Don’t Cry (at the Office): A How to Guide

Many people have had very emotional reactions to situations that have taken place at work.  Some of those might be good, some bad, but no one want to have the infamous “mental breakdown” or “emotional snap” that can destroy you (if even just temporarily) as well as your professional & personal relationships.

The Wall Street Journal reports that there is a stigma attached to emotional responses in the workplace.  Experts have long claimed that emotional suppression is not healthy for the well-being of the individual as well as their work performance.

So what should you do? 

Be attuned to what your emotional triggers are, so your responses—even in more extreme cases—can be predictably managed.

People tend to mimic the strong emotions around them, according to Sigal Barsade, a professor of management at the University of Pennsylvania’s Wharton School, so don’t vent at work; if necessary, go home.

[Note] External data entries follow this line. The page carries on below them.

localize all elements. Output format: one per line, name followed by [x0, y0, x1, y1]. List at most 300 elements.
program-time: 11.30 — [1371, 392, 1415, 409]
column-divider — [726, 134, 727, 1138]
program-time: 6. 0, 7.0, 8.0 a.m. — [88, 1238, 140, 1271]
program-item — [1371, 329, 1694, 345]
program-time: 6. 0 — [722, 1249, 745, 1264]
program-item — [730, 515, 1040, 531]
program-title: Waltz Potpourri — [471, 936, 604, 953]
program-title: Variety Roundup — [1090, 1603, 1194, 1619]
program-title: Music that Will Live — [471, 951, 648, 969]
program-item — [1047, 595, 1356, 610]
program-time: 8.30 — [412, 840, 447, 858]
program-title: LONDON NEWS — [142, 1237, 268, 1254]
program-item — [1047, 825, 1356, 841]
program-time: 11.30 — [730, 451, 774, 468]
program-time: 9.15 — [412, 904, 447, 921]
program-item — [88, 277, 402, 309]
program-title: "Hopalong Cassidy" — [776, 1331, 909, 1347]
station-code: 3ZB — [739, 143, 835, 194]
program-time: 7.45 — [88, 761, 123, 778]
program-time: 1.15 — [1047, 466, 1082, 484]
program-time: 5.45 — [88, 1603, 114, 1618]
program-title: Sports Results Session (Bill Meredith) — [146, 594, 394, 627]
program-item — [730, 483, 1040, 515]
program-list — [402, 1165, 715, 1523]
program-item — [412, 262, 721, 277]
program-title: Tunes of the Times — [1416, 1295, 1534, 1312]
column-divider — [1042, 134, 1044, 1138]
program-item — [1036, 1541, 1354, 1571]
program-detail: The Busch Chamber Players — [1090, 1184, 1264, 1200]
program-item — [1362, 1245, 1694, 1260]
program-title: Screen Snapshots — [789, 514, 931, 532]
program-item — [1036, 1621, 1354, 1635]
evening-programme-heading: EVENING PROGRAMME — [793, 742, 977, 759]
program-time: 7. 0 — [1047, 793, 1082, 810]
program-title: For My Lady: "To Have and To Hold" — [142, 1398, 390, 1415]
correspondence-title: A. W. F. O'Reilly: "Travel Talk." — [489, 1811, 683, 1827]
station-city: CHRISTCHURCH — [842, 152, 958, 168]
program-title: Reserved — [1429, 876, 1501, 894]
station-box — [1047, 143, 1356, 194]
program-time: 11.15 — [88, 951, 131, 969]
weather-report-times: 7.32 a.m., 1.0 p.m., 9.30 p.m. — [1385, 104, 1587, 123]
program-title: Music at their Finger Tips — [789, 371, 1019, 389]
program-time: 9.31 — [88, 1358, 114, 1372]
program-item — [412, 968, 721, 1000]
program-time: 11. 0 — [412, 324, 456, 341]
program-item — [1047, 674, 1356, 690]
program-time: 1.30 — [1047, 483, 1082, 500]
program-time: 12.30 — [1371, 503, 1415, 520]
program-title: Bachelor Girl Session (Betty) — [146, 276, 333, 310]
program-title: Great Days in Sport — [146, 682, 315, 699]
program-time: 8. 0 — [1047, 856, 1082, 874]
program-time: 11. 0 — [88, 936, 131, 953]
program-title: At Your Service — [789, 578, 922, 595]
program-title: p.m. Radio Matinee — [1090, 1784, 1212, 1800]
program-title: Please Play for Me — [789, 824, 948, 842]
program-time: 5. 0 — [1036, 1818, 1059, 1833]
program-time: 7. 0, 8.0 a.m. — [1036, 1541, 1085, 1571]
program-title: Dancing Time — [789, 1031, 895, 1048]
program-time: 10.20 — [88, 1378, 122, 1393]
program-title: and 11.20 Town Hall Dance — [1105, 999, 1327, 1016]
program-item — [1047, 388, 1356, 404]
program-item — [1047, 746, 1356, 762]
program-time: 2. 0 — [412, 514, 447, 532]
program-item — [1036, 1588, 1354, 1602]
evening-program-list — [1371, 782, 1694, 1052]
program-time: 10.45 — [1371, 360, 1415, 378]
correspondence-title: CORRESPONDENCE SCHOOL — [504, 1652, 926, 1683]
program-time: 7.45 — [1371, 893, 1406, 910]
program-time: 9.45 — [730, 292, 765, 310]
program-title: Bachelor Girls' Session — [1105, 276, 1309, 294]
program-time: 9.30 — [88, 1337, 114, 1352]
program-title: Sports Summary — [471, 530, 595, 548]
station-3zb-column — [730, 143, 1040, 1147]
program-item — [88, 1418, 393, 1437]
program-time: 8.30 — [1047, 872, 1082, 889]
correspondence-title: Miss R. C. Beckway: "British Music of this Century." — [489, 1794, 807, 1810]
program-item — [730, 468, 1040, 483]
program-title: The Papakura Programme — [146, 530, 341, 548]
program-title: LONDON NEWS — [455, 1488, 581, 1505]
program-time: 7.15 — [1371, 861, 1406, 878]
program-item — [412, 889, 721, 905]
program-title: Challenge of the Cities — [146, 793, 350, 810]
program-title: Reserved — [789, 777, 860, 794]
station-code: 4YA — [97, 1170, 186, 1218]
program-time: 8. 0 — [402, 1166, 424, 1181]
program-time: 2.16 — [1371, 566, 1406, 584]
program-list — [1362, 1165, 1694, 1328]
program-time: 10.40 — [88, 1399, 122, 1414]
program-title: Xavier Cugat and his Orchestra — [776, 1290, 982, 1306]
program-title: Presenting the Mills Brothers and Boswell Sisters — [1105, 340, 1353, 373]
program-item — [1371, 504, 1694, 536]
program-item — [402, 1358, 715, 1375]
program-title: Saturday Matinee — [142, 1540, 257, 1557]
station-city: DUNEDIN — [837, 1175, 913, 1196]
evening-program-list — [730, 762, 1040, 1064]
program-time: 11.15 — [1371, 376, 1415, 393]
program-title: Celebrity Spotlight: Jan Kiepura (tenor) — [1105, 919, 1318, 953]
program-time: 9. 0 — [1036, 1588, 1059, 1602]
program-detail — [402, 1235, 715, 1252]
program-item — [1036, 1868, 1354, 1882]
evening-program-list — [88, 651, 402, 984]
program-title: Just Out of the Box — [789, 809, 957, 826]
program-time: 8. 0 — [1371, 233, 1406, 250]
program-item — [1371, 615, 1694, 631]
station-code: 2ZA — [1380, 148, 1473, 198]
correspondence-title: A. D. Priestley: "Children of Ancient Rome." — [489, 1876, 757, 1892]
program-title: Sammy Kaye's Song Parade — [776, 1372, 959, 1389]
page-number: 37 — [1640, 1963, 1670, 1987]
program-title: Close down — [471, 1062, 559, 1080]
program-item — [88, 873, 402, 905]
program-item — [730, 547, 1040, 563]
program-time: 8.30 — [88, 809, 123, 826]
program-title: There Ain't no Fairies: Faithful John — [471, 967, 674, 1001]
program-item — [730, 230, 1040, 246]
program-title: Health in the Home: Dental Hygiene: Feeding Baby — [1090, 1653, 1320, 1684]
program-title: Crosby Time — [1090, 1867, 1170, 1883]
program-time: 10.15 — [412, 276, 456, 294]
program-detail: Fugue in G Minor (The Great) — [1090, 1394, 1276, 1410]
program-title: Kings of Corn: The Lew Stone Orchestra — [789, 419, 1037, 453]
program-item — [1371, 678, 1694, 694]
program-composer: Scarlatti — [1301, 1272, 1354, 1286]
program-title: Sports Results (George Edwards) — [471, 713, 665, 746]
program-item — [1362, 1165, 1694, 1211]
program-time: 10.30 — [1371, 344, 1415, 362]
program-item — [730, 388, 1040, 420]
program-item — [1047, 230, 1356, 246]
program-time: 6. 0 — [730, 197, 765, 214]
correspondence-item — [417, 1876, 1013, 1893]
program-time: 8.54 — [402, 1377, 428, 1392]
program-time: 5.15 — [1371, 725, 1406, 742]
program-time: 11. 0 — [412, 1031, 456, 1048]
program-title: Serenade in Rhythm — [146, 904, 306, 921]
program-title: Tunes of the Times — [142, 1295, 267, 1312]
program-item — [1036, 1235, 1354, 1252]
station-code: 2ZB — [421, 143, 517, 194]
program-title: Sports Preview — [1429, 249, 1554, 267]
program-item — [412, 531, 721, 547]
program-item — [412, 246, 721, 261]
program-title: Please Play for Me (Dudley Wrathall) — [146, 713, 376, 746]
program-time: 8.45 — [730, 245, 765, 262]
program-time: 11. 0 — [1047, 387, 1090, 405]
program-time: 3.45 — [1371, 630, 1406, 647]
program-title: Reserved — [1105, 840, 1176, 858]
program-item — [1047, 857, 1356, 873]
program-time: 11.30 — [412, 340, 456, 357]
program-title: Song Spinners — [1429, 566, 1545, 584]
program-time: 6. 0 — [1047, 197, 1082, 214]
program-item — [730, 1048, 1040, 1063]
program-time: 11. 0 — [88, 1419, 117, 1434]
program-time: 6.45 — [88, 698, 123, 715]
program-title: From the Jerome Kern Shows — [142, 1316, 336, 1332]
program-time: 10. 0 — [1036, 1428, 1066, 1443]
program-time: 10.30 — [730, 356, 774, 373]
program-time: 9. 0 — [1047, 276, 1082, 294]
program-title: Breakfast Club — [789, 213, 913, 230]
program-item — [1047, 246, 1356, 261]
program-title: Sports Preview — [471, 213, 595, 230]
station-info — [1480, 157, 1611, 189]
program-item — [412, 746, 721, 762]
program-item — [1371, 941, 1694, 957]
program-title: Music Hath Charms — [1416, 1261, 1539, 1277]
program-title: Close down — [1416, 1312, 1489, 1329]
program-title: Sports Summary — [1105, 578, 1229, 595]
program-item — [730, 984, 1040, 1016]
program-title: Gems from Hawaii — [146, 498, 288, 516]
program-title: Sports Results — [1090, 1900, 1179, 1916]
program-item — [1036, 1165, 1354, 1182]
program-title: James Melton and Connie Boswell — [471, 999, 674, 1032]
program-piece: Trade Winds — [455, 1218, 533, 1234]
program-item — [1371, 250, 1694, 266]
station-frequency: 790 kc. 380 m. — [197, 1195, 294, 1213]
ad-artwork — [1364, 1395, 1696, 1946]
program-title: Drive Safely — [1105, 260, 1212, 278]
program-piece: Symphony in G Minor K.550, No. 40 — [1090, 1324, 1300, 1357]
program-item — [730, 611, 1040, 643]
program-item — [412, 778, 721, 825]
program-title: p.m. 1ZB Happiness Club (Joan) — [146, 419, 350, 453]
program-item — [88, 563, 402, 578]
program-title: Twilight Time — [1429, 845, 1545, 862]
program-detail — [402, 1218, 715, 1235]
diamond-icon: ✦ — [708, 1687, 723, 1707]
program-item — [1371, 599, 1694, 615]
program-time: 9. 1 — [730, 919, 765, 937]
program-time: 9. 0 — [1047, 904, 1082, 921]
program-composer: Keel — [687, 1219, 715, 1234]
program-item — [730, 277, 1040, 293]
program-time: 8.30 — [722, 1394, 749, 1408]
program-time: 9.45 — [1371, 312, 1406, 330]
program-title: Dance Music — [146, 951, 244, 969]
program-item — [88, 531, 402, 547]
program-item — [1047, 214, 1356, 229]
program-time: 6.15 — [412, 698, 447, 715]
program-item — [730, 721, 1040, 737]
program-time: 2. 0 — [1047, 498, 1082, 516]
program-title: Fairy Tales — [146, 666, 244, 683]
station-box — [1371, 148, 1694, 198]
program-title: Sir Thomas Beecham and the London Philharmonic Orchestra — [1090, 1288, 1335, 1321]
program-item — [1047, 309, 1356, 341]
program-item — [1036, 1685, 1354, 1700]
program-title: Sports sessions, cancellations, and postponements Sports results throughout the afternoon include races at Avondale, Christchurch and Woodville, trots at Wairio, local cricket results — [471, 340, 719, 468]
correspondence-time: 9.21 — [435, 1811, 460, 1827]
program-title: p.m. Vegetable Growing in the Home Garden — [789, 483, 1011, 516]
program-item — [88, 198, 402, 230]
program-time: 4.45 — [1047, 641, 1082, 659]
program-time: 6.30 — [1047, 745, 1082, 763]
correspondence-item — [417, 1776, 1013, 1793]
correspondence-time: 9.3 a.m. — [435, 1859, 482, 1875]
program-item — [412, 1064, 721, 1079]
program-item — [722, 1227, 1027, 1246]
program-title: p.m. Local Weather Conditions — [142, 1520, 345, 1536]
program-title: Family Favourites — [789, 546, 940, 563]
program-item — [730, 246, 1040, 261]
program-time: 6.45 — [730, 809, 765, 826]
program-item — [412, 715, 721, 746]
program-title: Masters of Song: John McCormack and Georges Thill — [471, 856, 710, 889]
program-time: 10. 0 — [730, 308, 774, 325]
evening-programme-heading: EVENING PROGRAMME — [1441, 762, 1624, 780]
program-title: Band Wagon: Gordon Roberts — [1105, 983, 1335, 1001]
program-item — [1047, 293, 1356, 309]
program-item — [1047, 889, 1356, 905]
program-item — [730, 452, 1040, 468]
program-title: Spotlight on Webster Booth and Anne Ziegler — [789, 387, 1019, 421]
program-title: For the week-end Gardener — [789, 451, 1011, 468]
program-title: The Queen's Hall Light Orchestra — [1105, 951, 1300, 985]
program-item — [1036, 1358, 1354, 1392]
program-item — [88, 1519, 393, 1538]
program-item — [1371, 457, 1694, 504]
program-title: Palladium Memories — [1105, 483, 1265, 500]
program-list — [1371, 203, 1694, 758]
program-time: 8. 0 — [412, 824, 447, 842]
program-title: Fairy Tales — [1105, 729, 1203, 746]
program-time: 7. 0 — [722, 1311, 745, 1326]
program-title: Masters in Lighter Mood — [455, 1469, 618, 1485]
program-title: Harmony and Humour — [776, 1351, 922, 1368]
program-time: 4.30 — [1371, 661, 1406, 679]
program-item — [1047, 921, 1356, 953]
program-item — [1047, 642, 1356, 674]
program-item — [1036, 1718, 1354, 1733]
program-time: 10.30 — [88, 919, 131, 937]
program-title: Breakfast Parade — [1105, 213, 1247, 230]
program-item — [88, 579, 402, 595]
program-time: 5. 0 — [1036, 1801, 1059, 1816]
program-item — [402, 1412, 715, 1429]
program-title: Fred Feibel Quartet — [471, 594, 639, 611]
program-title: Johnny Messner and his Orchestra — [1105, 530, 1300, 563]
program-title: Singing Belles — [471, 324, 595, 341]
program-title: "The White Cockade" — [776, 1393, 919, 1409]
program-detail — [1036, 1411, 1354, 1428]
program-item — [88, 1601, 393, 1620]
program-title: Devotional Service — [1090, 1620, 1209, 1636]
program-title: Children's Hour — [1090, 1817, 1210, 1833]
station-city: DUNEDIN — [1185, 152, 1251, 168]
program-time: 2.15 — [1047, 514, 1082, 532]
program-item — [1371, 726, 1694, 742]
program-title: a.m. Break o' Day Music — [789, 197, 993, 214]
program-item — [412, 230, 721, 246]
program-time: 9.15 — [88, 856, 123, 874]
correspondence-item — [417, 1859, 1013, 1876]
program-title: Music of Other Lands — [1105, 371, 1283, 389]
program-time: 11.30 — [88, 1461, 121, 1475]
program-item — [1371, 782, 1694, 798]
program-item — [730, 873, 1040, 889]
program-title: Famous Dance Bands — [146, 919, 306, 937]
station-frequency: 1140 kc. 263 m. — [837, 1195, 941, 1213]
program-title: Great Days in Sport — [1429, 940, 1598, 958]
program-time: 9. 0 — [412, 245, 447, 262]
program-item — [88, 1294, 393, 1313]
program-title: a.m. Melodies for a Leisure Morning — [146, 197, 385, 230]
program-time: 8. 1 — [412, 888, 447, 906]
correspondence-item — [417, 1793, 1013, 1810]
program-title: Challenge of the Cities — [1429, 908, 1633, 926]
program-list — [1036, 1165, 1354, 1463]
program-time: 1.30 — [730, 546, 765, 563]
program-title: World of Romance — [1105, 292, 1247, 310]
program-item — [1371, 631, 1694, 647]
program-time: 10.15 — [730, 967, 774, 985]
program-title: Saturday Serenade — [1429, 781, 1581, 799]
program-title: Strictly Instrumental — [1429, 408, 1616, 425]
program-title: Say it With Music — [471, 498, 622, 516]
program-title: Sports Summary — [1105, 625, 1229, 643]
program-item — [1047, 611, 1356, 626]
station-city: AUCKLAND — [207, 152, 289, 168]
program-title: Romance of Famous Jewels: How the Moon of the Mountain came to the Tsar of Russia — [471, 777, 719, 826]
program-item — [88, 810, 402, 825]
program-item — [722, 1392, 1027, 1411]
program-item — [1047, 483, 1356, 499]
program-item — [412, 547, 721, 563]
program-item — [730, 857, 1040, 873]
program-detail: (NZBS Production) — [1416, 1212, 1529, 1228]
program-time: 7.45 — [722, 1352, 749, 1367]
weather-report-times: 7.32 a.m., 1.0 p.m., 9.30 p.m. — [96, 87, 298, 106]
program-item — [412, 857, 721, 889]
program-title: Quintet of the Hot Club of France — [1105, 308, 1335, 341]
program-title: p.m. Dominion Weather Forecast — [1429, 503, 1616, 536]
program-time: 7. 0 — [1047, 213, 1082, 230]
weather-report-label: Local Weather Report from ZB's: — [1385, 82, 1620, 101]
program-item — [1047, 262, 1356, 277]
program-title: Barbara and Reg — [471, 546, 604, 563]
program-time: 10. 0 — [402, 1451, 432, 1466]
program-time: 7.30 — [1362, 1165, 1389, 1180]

One way to help with your emotions, according to PsychCentral, is to journal.

We have all heard this before and many of us think, who has time to journal?  The fact is that research has shown that journaling  can help in managing your emotions.

“Journals are like a checkpoint between your emotions and the world,” writes clinical psychologist Beth Jacobs, Ph.D

      Here are some great tips:                               

a) Distance Yourself From Emotions:  Think of a good emotional memory to remind yourself that there is life beyond bad feelings.

b) Define your Emotions:  Name your feelings properly.  Are you really angry or are you feeling insecure?  Use Jacobs technique of..If this feeling were a color what color would it be?…

What are your techniques for regulating emotions at work?  Or in life situations in general?